The suite, called the Business Technology Optimization for SOA (BTO), is apparently an integrated set of software and services designed to help customers address some of the biggest challenges in SOA adoption, including:

  • Control over the lifecycle of services creation and reuse;
  • Reducing the risk of low-quality, poor-performing services;
  • Managing services and application in production;
  • Identifying and resolving SOA-related problems before they negatively impact the business;
  • Utilizing services regardless of the underlying integration platform.
Anne Thomas Manes, VP and research director of Burton Group (and ex-Systinet from several years before the acquisitions) agreed that governance of SOA is critical to the success of any deployment:
“A strong governance, quality and management program – addressing the entire service lifecycle from design and development through operations and maintenance – is critically important to a successful SOA initiative. Enterprise-wide SOA systems are likely to encompass heterogeneous computing environments; therefore, organizations should adopt a standards-based, platform-neutral approach to governance, quality and management, and they should keep interoperability high on their list of priorities.”
The suite offers solutions in the following broad categories:

  • Governance, through HP SOA Systiner 2.5.1, which includes new service lifecycle and policy management along with workflow capabilities.

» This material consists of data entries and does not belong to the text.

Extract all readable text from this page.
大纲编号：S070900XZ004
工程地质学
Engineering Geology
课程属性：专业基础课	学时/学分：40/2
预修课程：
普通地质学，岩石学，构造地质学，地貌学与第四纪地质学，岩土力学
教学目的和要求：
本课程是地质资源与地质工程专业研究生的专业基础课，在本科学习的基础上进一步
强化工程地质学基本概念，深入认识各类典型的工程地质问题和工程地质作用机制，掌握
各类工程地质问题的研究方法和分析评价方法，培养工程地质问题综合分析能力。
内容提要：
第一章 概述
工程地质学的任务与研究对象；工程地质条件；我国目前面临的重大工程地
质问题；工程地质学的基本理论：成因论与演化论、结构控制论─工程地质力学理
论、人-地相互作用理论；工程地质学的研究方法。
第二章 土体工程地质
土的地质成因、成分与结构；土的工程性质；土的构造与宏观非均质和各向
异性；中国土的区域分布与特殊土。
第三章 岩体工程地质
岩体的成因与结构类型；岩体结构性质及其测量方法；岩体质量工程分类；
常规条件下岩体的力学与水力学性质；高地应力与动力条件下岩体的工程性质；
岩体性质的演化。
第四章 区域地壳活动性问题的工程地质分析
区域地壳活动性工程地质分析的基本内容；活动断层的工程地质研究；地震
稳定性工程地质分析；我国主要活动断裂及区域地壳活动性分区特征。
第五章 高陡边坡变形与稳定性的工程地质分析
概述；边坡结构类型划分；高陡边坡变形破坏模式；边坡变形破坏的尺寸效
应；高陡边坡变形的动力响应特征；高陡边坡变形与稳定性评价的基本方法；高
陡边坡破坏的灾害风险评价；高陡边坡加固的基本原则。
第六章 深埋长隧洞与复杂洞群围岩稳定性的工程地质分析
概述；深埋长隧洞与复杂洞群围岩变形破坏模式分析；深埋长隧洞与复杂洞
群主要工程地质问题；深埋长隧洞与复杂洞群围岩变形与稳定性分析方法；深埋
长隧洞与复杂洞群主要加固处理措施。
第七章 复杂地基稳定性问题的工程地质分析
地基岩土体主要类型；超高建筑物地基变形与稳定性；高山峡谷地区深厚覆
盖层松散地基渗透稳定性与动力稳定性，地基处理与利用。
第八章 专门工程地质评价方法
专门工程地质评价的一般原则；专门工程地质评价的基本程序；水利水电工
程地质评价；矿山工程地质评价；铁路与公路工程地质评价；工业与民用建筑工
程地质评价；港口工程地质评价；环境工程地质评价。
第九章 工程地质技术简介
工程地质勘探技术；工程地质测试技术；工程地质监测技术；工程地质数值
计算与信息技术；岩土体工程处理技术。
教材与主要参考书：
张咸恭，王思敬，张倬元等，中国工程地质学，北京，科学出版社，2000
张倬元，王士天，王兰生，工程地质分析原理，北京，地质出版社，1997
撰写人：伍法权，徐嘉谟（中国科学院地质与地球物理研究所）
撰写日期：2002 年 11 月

  • Quality, by extending the existing HP Change Impact and Business Process Testing packages so they are SOA-aware.
  • Management, with the HP Business Availability Center that delivers real-time monitoring and management of Web Services
As part of the announcement, HP is also offering service support to companies that are ready to move beyond the initial pilot stage of SOA development. Zapthink analyst Ron Schmeltzer doesn't think this puts HP quite in the same league as IBM with respect to SOA, citing a lack of a home-grown middleware company as a disadvantage:
IBM has an advantage over HP in SOA, said Schmelzer, because HP doesn't own a middleware software company. That means HP can provide software and consulting to manage an SOA deployment, but they can't actually run an SOA-based service except by partnering with a middleware provider.
But we know from past experience that HP and its own middleware companies tend to mix like oil and water.